Air pollution exposures from the 1970s confound associations between PM10 in 2001 and mortality 2001-2009 in a long-running English cohort

Ghosh, R.E., Blangiardo, M., Morris, C., Vienneau, D., Gulliver, J., Lee, K., Briggs, D. & Hansell, A. (2013) International Society for Environmental Epidemiology Conference, Basel, Switzerland. 19 - 23 August 2013 [ONS LS]

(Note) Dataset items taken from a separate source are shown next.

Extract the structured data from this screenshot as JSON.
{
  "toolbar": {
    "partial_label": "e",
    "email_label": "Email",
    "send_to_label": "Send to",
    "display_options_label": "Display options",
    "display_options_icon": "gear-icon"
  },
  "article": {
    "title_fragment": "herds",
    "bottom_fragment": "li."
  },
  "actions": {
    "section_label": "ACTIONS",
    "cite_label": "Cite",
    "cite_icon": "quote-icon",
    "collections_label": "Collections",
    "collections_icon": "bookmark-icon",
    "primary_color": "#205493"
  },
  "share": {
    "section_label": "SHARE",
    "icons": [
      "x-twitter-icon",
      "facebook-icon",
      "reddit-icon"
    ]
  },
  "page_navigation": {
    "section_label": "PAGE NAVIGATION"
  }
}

Other information: Poster presentation

Abstract:

Background: Long-term air pollution exposure contributes to mortality but there are few studies examining effects of very long term (>20 years) exposures. Aim: This study investigates air pollution exposures from 1971 on mortality to 2009 in the ONS Longitudinal Study (LS), a long-running cohort comprising an anonymised 1% representative sample from the census of England and Wales. Methods: Land use regression techniques were used to model annual average exposures to PM10 in 2001 and black smoke (BS) and SO2 in 1971. Logistic regression was used to investigate the association of BS or SO2 exposure in 1971 and PM10 in 2001 with later mortality in 367,658 members of the LS present in 1971, adjusting for age, sex, social class of individual, area-level deprivation, population density, urban land cover and geographical region. Results: PM10 exposure in 2001 was weakly correlated with BS in 1971 (Spearman correlation r=0.20) and moderately with SO2 in 1971 (r=0.41). BS and SO2 in 1971 were highly correlated (r=0.73) The association between all-cause mortality 2002-2009 and PM10 exposure in 2001 was OR 1.28 (1.18-1.38). Exposure to BS and SO2 in 1971 reduced observed associations of mortality 2002-9 with PM10– when BS 1971 was included in the model, the PM10 OR reduced to 1.02 (1.00-1.04) and when SO2 1971 was included in the model the PM10 OR reduced to 1.00 (1.00-1.01). Similar patterns were seen for cardiovascular and respiratory disease mortality. (All ORs expressed per 10?g/m3.) Conclusions: Historic air pollution exposures appear to confound associations of PM10 with mortality in more recent years. Residual effects from unobserved covariates such as smoking cannot be excluded as limited covariate information is available from the Census.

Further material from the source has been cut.